Why don't we call them different things? Perhaps it's traditional we use those terms :eek:
Asteriktos said:
Practically I agree with your point about things changing over time (though I would extend it further) Still, I know you are a huge fan of quoting Church Fathers, so could you quote some that mention this distinction? Thanks
Indeed I'm a big big fan of the Church Fathers.
There's a great source of bite-like gleanings that even the hectic and busy modernist can consume at
http://www.orthodox.net/gleanings/index.html ::)
Asteriktos said:
Also, I'm afraid you still haven't explained how you know which is the immutable Big T Tradition. Giving an example does not define the method for determining which is which, it only gives an example.
This is true. I have not.

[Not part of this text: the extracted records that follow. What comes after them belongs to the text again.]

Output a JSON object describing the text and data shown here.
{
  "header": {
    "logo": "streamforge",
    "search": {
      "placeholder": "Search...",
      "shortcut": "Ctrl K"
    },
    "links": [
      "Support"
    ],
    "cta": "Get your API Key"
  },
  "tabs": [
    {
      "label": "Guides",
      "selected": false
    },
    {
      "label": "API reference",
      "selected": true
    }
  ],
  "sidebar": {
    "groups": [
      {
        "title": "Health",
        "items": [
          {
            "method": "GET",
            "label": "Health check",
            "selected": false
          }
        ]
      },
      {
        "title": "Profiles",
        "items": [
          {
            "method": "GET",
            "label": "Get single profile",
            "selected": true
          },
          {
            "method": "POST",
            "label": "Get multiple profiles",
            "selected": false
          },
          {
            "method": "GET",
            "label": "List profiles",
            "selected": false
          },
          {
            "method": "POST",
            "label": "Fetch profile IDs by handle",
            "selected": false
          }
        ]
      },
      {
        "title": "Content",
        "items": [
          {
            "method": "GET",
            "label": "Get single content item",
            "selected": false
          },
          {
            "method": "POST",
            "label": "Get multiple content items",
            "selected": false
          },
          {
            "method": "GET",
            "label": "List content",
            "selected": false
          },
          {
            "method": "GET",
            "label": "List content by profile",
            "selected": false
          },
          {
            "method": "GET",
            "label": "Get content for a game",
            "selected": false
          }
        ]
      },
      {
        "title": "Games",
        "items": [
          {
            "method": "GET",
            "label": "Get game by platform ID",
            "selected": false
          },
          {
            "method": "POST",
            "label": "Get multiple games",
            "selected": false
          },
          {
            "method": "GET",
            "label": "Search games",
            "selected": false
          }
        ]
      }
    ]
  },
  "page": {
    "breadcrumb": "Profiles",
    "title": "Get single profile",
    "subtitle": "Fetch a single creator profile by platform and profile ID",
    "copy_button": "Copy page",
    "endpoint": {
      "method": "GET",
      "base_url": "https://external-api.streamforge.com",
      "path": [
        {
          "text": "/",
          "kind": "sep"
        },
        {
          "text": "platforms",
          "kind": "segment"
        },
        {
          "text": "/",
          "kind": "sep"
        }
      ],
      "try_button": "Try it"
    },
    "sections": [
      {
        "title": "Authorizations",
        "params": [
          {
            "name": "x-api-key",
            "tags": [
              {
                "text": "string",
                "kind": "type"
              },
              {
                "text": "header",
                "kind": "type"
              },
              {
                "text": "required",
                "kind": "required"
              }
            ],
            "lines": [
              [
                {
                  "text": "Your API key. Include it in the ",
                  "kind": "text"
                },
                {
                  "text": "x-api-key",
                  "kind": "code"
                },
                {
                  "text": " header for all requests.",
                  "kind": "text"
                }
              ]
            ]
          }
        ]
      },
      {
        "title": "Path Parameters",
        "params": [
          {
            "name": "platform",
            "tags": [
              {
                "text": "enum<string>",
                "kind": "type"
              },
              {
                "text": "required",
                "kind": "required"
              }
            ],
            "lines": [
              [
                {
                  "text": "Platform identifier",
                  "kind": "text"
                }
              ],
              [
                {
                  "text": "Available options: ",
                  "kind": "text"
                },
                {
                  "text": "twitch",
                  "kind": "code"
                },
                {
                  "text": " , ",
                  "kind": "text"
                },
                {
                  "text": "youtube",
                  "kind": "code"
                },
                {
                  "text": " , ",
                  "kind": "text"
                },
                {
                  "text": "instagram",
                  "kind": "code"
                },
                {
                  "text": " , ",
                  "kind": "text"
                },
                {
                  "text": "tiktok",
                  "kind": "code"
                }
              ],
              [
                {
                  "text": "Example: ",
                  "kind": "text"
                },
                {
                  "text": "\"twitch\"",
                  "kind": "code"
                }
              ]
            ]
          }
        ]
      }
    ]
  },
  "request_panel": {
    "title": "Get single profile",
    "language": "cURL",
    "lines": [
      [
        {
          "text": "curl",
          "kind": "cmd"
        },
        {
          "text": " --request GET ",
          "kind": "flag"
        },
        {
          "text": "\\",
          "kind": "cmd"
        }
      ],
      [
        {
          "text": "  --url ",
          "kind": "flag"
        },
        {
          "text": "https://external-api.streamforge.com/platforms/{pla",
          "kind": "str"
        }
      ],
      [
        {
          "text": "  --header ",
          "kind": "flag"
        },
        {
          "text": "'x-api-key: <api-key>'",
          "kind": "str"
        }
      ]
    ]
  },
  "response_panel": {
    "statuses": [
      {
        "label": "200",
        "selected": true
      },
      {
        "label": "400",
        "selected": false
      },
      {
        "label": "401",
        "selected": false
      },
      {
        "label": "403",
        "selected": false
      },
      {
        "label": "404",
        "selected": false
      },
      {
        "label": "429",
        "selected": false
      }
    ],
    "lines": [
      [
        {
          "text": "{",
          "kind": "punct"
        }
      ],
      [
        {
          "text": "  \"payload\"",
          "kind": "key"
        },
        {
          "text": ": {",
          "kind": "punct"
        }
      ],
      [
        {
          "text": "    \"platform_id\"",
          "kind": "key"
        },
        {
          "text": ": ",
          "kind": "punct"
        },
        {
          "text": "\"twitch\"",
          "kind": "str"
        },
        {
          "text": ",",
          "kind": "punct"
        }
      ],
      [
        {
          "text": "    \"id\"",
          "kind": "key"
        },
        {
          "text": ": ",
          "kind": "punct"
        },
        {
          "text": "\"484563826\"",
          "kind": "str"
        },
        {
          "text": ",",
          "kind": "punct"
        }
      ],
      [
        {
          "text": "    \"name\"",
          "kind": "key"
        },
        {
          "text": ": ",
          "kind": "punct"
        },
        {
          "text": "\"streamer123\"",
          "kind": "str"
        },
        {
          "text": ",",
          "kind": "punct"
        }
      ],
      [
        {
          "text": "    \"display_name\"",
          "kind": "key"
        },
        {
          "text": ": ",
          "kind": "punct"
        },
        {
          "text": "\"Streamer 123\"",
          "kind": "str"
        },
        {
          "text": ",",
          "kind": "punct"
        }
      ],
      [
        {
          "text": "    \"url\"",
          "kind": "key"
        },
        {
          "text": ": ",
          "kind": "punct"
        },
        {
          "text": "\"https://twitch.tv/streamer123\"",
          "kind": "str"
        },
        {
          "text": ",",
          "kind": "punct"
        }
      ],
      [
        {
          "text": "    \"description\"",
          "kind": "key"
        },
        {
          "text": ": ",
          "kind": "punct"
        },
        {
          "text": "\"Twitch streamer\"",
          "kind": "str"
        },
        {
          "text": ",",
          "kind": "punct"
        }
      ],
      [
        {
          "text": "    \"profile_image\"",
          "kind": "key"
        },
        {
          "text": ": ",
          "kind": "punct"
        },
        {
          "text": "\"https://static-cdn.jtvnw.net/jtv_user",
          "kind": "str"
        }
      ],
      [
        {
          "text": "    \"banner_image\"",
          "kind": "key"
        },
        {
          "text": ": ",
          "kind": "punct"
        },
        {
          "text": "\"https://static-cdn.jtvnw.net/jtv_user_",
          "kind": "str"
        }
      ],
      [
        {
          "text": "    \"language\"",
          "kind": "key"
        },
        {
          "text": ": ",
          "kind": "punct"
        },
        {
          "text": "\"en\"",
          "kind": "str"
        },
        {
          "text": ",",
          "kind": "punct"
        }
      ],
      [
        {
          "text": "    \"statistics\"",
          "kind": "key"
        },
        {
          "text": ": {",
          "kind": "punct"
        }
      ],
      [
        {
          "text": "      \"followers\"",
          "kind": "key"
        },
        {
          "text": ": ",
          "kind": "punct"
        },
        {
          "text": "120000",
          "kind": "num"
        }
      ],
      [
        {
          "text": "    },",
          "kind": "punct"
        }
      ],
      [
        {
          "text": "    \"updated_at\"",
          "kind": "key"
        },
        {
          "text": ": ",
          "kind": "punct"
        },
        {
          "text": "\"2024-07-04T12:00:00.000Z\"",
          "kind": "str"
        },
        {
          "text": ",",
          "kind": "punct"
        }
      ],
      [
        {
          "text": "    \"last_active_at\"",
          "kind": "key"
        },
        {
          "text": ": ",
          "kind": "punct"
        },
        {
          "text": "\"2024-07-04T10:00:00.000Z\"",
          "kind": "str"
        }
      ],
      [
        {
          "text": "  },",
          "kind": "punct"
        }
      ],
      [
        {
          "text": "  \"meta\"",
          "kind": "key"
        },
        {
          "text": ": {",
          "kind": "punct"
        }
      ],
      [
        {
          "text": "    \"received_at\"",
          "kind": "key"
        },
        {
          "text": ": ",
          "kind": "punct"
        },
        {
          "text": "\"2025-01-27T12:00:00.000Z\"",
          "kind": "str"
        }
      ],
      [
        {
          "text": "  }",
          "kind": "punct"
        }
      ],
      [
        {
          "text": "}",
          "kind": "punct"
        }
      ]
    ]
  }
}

I would look to the Church Fathers to see what they determine as matters of dogma; but knowing that some things have already changed, viz. seating in church, I would assume/presume to guess that that is not a matter of dogma.
Asteriktos said:
You say that the nature of the Trinity is the same now as then... how do you know for sure?
The answer to this is in parts. Irenaeus says that the fullness of teaching was given to the Apostles at Pentecost.
“For it is unlawful to assert that they preached before they possessed "perfect knowledge…,"

Irenaeus - "Against Heresies" Book III.I.I http://www.ccel.org/fathers2/ANF-01/anf01-60.htm#P7297_1937859

(Irenaeus goes into some lengths to show how the truth was established through a particular line (Apostolic Succession) in order to argue against many of the bewildering heresies that popped up in his own day.)



I know from reading “St. Cyril of Alexandria: The Christological Controversy : Its History, Theology, and Texts” by John Anthony McGuckin (still haven't finished it) that when St. Cyril was faced with arguing against Nestorius he went to what had always been taught. This was agreed to by an Ecumenical Council. There was no appeal to 'compromise' between the respective camps. It was a matter of saying "This is what we have always taught".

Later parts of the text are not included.